While artificial trees are attractive to some for their supposed environmental advantage, much like their plastic boughs, looks can be deceiving. Freelance science writer Kelsey Kennedy grew up on a Christmas tree farm in Sheridan, Oregon. Combined with North Carolina, those two states account for 79% of real Christmas tree production in the U.S. As far as the environmental cost of an artificial tree was concerned, she said there’s a lot to consider. There’s “the fossil fuel use [from] the actual production of the trees,” she said. “The shipping of the tree, it's probably from China. And then you get into the potential health impact of a plastic tree off-gassing in your house.”

Writing for Popular Science, Erin Blakemore reported that “impacts of one year of an artificial tree with a single live Christmas tree” amounted to 8kg of carbon dioxide for the artificials, and 3.1kg of carbon for the real trees — meaning that a live tree isn’t inherently better for the environment than an artificial one. Traveling a long distance to pick up the tree offsets many environmental savings, as does improperly disposing of it after the holidays are over. (The most environmentally friendly modes of tree disposal are to turn it into mulch, return it to nature, or todonate it as goat food.)

Maybe the prevailing myth about Christmas trees as a fire hazard has to do not with the trees' composition, but how we once decorated them.

For starters, lit candles on real trees were par for the course for quite some time — and this is still the case in some Christmas-celebrating parts of the world.

Tree lights weren’t invented until the early 1880s, but it took a while for them to become affordable and widely available. Consider the 1924 Babbs Switch fire, in which a Christmas tree fire broke out in a school house after candles on a live tree ignited wrapping paper, before spreading to dry needles and eventually the whole building.

While modern-day lights can be hazardous, checking for loose bulbs and fraying wires goes a long way in making sure a tree and its environs — stays safe.

However, there isn’t much of a reason to avoid a live tree because of the fire risk it poses, unless you’re already prone to behaving recklessly with sources of heat and are acutely self-aware of that fact.

"The only excuse for having an artificial tree, in Oregon, was if you had an allergy," said Kennedy. Later, she followed up via text: “[I’m] not sure how I’d feel about having a plastic tree sprayed with fire retardant in my house.”

And if you’re committed to keeping your holiday purchases local, then shipping in an artificial tree might be out of the question.
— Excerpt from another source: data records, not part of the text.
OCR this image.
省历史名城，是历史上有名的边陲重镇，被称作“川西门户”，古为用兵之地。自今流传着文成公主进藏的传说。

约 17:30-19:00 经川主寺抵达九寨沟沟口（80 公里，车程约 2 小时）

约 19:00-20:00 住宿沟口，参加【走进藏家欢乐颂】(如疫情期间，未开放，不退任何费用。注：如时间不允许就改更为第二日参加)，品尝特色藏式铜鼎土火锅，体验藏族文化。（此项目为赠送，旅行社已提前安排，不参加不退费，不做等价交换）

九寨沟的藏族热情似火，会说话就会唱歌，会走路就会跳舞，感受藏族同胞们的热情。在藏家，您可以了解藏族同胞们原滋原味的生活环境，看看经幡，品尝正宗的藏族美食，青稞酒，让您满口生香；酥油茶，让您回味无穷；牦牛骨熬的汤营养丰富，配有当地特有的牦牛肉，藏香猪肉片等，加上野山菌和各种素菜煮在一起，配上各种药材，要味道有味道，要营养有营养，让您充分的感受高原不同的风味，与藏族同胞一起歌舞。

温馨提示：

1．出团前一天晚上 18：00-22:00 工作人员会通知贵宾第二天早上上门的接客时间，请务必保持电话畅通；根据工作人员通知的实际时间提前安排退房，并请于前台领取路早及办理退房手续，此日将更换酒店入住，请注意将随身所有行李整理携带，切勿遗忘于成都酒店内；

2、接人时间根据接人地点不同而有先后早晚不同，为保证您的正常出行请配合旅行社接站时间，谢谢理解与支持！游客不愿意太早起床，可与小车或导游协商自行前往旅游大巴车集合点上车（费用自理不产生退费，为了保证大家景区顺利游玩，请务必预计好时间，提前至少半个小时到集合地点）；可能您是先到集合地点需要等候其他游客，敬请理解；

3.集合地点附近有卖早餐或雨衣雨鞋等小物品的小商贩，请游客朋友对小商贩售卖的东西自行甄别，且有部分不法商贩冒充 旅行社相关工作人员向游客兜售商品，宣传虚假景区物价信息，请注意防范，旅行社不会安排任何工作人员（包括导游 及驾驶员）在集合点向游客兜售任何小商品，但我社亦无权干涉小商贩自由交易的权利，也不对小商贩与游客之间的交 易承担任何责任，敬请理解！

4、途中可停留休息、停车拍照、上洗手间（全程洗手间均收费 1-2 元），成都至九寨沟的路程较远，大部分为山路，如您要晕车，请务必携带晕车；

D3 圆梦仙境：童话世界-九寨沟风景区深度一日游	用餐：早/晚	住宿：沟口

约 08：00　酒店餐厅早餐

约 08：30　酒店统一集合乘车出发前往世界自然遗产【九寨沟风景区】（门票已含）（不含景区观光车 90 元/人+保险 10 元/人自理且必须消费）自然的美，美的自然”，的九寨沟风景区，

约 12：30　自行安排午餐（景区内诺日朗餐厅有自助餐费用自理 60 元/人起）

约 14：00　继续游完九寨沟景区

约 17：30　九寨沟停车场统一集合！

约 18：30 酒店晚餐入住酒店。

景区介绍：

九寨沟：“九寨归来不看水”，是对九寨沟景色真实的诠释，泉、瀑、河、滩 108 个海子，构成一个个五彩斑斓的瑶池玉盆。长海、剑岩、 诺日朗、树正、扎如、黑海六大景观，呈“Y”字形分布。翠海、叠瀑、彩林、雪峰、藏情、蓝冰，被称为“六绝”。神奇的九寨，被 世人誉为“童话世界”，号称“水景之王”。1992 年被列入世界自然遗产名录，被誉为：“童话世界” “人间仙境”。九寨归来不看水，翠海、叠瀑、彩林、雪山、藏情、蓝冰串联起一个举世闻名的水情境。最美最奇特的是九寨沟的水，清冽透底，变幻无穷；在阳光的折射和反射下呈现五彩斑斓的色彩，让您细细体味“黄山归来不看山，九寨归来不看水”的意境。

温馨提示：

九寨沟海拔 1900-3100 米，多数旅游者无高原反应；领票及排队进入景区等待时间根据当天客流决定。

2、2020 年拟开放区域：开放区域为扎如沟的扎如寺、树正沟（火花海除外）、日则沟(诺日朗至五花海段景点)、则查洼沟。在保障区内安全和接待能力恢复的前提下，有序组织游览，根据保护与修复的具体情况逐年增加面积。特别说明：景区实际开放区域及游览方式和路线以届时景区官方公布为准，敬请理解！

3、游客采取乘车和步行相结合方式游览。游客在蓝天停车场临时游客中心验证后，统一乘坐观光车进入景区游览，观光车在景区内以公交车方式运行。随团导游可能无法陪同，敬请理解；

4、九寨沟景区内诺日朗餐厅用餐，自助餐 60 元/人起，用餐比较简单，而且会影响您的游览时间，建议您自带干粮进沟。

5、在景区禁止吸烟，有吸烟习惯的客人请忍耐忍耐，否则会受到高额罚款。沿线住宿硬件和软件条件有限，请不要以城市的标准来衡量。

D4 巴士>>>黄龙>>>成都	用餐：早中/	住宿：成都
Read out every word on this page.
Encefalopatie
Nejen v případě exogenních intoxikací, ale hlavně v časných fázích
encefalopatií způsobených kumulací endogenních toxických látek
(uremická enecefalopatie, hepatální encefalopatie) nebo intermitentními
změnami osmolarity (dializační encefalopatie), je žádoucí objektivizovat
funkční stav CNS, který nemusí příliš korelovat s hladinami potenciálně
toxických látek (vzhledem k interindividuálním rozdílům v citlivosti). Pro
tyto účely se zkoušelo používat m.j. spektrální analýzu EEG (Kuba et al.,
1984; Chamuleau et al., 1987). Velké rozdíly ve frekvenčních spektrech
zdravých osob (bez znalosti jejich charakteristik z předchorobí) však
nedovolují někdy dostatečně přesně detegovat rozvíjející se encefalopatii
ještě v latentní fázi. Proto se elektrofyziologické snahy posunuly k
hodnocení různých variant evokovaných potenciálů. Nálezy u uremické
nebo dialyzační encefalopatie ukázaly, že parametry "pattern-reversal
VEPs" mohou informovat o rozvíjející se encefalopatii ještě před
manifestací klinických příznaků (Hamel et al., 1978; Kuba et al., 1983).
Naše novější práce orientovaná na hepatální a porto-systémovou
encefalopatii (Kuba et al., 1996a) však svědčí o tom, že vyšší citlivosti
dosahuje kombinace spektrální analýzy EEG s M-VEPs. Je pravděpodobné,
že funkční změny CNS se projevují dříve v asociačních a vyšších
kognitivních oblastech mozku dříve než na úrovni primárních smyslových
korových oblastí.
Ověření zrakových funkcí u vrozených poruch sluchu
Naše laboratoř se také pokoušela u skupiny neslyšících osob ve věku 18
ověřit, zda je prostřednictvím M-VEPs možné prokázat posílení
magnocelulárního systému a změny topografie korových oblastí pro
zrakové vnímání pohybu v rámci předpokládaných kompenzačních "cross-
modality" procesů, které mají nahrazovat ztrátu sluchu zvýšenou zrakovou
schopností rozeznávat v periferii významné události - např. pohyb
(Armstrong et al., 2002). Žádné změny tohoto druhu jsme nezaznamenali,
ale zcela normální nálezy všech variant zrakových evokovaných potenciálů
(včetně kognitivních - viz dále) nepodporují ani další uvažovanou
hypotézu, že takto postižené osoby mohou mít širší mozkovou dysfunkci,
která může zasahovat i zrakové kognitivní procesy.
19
“More people become interested in nature and buying local,” said Horst of the New Hampshire-Vermont Christmas Tree Association, “and a fresh, real Christmas tree is part of that."

Seriously, when’s the last time you found a locally manufactured tree? And to that point, it would do you well to remember that most of these artificial trees are manufactured in China, and the Great Supply Chain Shortage is being felt worldwide (read:the price of artificial trees is going way, way up). So if your spirit is cleaved in twain, agonizing over whether to go artificial, just remember: don’t fear the fire.

“I’m not at all concerned about flammable Christmas trees,” said Horst. “If they’re cut fresh, and watered and taken care of, there's little risk of having your tree catch on fire.”